Also not in dispute is that since the ill-named “Arab Spring” emerged in Egypt, the gas deal with Israel has become, as Israeli commentator Boaz Bismuth notes,
one of the main issues with which to bash the old regime: Cairo is carrying out a broad investigation into the deal; Mubarak’s two sons as well as his high-ranking officials are being investigated in a huge corruption probe surrounding the deal; the people, many of whom are hungry and poor, read in the papers every day how Israel is responsible for the loss of millions of dollars in revenue, which have been “stolen” from the Egyptians.
That use of Israel as the national whipping-boy, it should be noted, is not an innovation of the new, “Arab Spring” Egypt; it occurred under the Mubarak regime—peace treaty and all—as well. But with Egypt’s presidential elections scheduled for May and June and the Islamists angling for an ever-greater share of power, there is a real danger of Israel- and Jew-hatred turning from a national sport and emotional outlet into something more tangibly dangerous.

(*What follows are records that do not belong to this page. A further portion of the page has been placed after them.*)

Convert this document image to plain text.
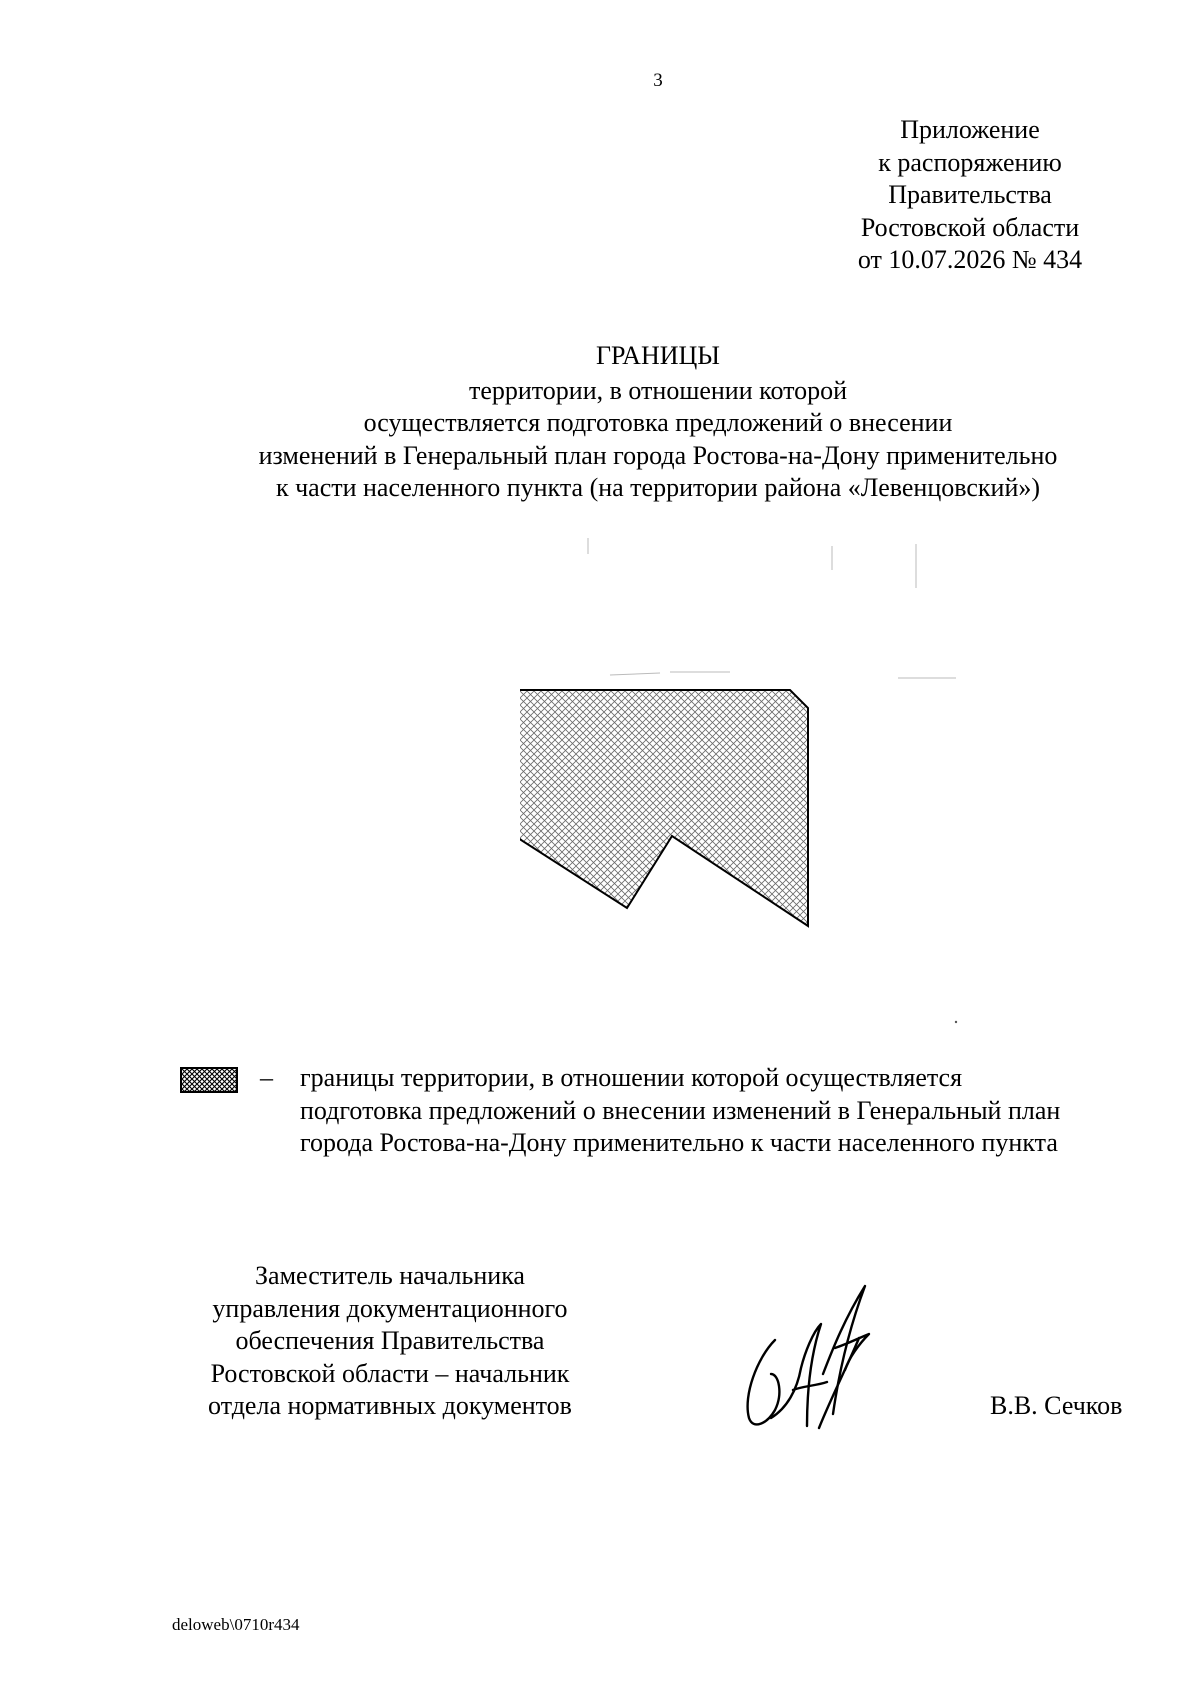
3
Приложение
к распоряжению
Правительства
Ростовской области
от 10.07.2026 № 434
ГРАНИЦЫ
территории, в отношении которой
осуществляется подготовка предложений о внесении
изменений в Генеральный план города Ростова-на-Дону применительно
к части населенного пункта (на территории района «Левенцовский»)
– границы территории, в отношении которой осуществляется
подготовка предложений о внесении изменений в Генеральный план
города Ростова-на-Дону применительно к части населенного пункта
Заместитель начальника
управления документационного
обеспечения Правительства
Ростовской области – начальник
отдела нормативных документов	В.В. Сечков
deloweb\0710r434
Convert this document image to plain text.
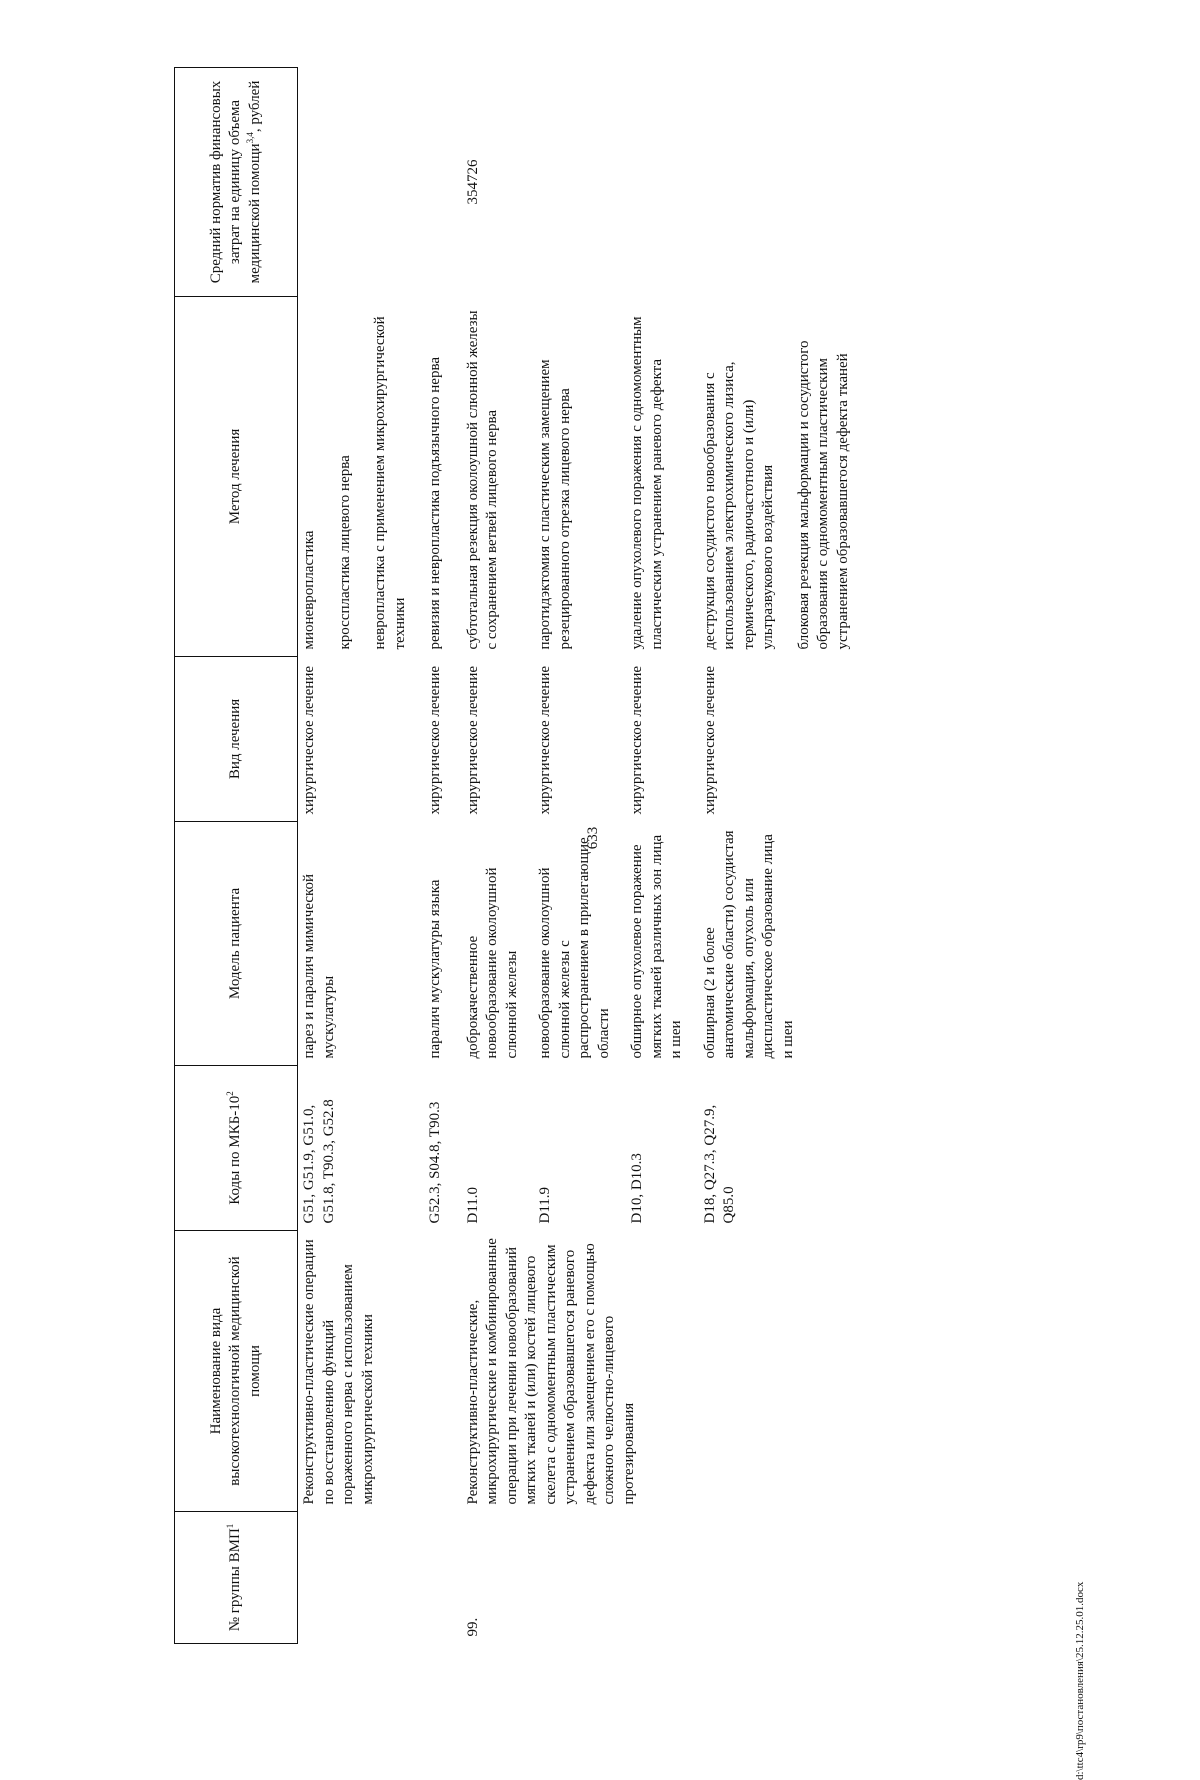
633
№ группы ВМП$^1$	Наименование вида высокотехнологичной медицинской помощи	Коды по МКБ-$10^2$	Модель пациента	Вид лечения	Метод лечения	Средний норматив финансовых затрат на единицу объема медицинской помощи$^{3,4}$, рублей
	Реконструктивно-пластические операции по восстановлению функций пораженного нерва с использованием микрохирургической техники	G51, G51.9, G51.0, G51.8, T90.3, G52.8	парез и паралич мимической мускулатуры	хирургическое лечение	мионевропластика кросспластика лицевого нерва невропластика с применением микрохирургической техники	

		G52.3, S04.8, T90.3	паралич мускулатуры языка	хирургическое лечение	ревизия и невропластика подъязычного нерва	

99.	Реконструктивно-пластические, микрохирургические и комбинированные операции при лечении новообразований мягких тканей и (или) костей лицевого скелета с одномоментным пластическим устранением образовавшегося раневого дефекта или замещением его с помощью сложного челюстно-лицевого протезирования	D11.0	доброкачественное новообразование околоушной слюнной железы	хирургическое лечение	субтотальная резекция околоушной слюнной железы с сохранением ветвей лицевого нерва	354726
		D11.9	новообразование околоушной слюнной железы с распространением в прилегающие области	хирургическое лечение	паротидэктомия с пластическим замещением резецированного отрезка лицевого нерва	
		D10, D10.3	обширное опухолевое поражение мягких тканей различных зон лица и шеи	хирургическое лечение	удаление опухолевого поражения с одномоментным пластическим устранением раневого дефекта	
		D18, Q27.3, Q27.9, Q85.0	обширная (2 и более анатомические области) сосудистая мальформация, опухоль или диспластическое образование лица и шеи	хирургическое лечение	деструкция сосудистого новообразования с использованием электрохимического лизиса, термического, радиочастотного и (или) ультразвукового воздействия блоковая резекция мальформации и сосудистого образования с одномоментным пластическим устранением образовавшегося дефекта тканей	
d:\ttc4\rp9\постановления\25.12.25.01.docx
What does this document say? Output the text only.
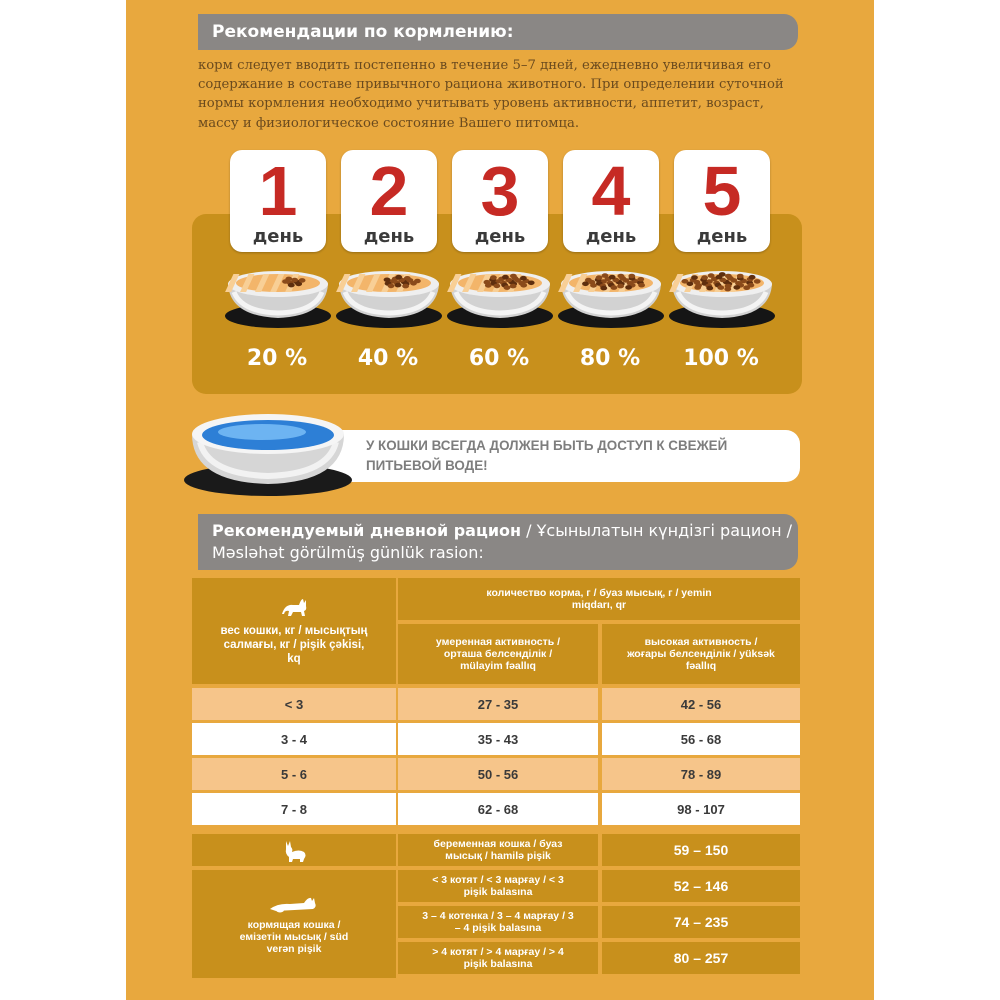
Рекомендации по кормлению:
корм следует вводить постепенно в течение 5–7 дней, ежедневно увеличивая его содержание в составе привычного рациона животного. При определении суточной нормы кормления необходимо учитывать уровень активности, аппетит, возраст, массу и физиологическое состояние Вашего питомца.
1
день
2
день
3
день
4
день
5
день
20 %	40 %	60 %	80 %	100 %
У КОШКИ ВСЕГДА ДОЛЖЕН БЫТЬ ДОСТУП К СВЕЖЕЙ ПИТЬЕВОЙ ВОДЕ!
Рекомендуемый дневной рацион / Ұсынылатын күндізгі рацион /
Məsləhət görülmüş günlük rasion:
вес кошки, кг / мысықтың салмағы, кг / pişik çəkisi, kq
количество корма, г / буаз мысық, г / yemin miqdarı, qr
умеренная активность / орташа белсенділік / mülayim fəallıq
высокая активность / жоғары белсенділік / yüksək fəallıq
< 3	27 - 35	42 - 56
3 - 4	35 - 43	56 - 68
5 - 6	50 - 56	78 - 89
7 - 8	62 - 68	98 - 107
беременная кошка / буаз мысық / hamilə pişik	59 – 150
кормящая кошка / емізетін мысық / süd verən pişik
< 3 котят / < 3 марғау / < 3 pişik balasına	52 – 146
3 – 4 котенка / 3 – 4 марғау / 3 – 4 pişik balasına	74 – 235
> 4 котят / > 4 марғау / > 4 pişik balasına	80 – 257
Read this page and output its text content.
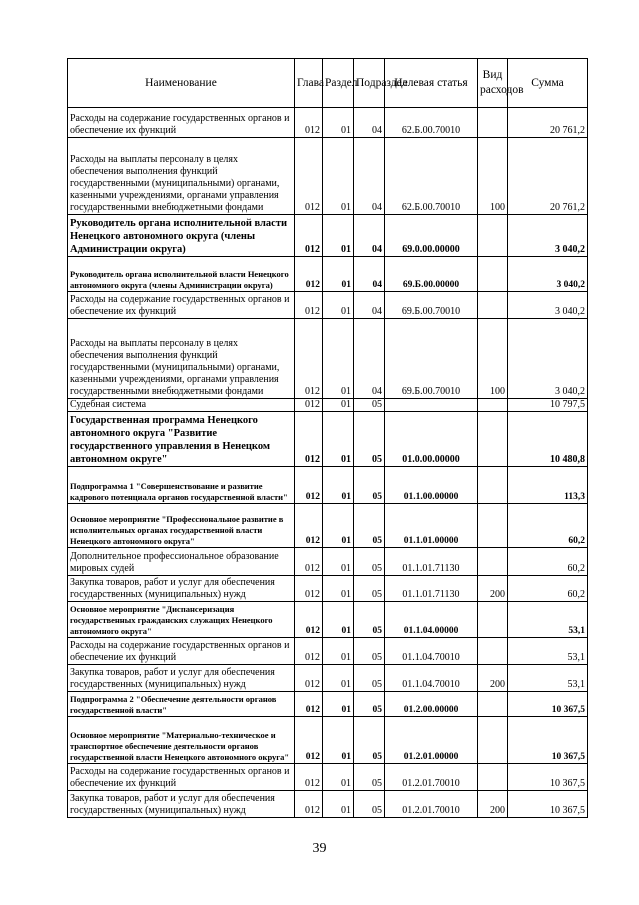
Наименование	Глава	Раздел	Подраздел	Целевая статья	Вид расходов	Сумма
Расходы на содержание государственных органов и обеспечение их функций	012	01	04	62.Б.00.70010		20 761,2
Расходы на выплаты персоналу в целях обеспечения выполнения функций государственными (муниципальными) органами, казенными учреждениями, органами управления государственными внебюджетными фондами	012	01	04	62.Б.00.70010	100	20 761,2
Руководитель органа исполнительной власти Ненецкого автономного округа (члены Администрации округа)	012	01	04	69.0.00.00000		3 040,2
Руководитель органа исполнительной власти Ненецкого автономного округа (члены Администрации округа)	012	01	04	69.Б.00.00000		3 040,2
Расходы на содержание государственных органов и обеспечение их функций	012	01	04	69.Б.00.70010		3 040,2
Расходы на выплаты персоналу в целях обеспечения выполнения функций государственными (муниципальными) органами, казенными учреждениями, органами управления государственными внебюджетными фондами	012	01	04	69.Б.00.70010	100	3 040,2
Судебная система	012	01	05			10 797,5
Государственная программа Ненецкого автономного округа "Развитие государственного управления в Ненецком автономном округе"	012	01	05	01.0.00.00000		10 480,8
Подпрограмма 1 "Совершенствование и развитие кадрового потенциала органов государственной власти"	012	01	05	01.1.00.00000		113,3
Основное мероприятие "Профессиональное развитие в исполнительных органах государственной власти Ненецкого автономного округа"	012	01	05	01.1.01.00000		60,2
Дополнительное профессиональное образование мировых судей	012	01	05	01.1.01.71130		60,2
Закупка товаров, работ и услуг для обеспечения государственных (муниципальных) нужд	012	01	05	01.1.01.71130	200	60,2
Основное мероприятие "Диспансеризация государственных гражданских служащих Ненецкого автономного округа"	012	01	05	01.1.04.00000		53,1
Расходы на содержание государственных органов и обеспечение их функций	012	01	05	01.1.04.70010		53,1
Закупка товаров, работ и услуг для обеспечения государственных (муниципальных) нужд	012	01	05	01.1.04.70010	200	53,1
Подпрограмма 2 "Обеспечение деятельности органов государственной власти"	012	01	05	01.2.00.00000		10 367,5
Основное мероприятие "Материально-техническое и транспортное обеспечение деятельности органов государственной власти Ненецкого автономного округа"	012	01	05	01.2.01.00000		10 367,5
Расходы на содержание государственных органов и обеспечение их функций	012	01	05	01.2.01.70010		10 367,5
Закупка товаров, работ и услуг для обеспечения государственных (муниципальных) нужд	012	01	05	01.2.01.70010	200	10 367,5
39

The U.S. Congress, aware of such danger, has made warnings that continued U.S. military aid to Egypt—now at $1.3 billion annually—depends on upholding the peace treaty. One outcome of that treaty is that Egypt became a U.S. client state, its armed forces equipped with top-of-the-line U.S.-manufactured planes, tanks, and missiles. It makes little sense to keep strengthening an Egypt that reduces the U.S.-brokered treaty to a laughingstock. The gas cutoff—whoever, in the now-chaotic polity, is behind it—is another step in that direction.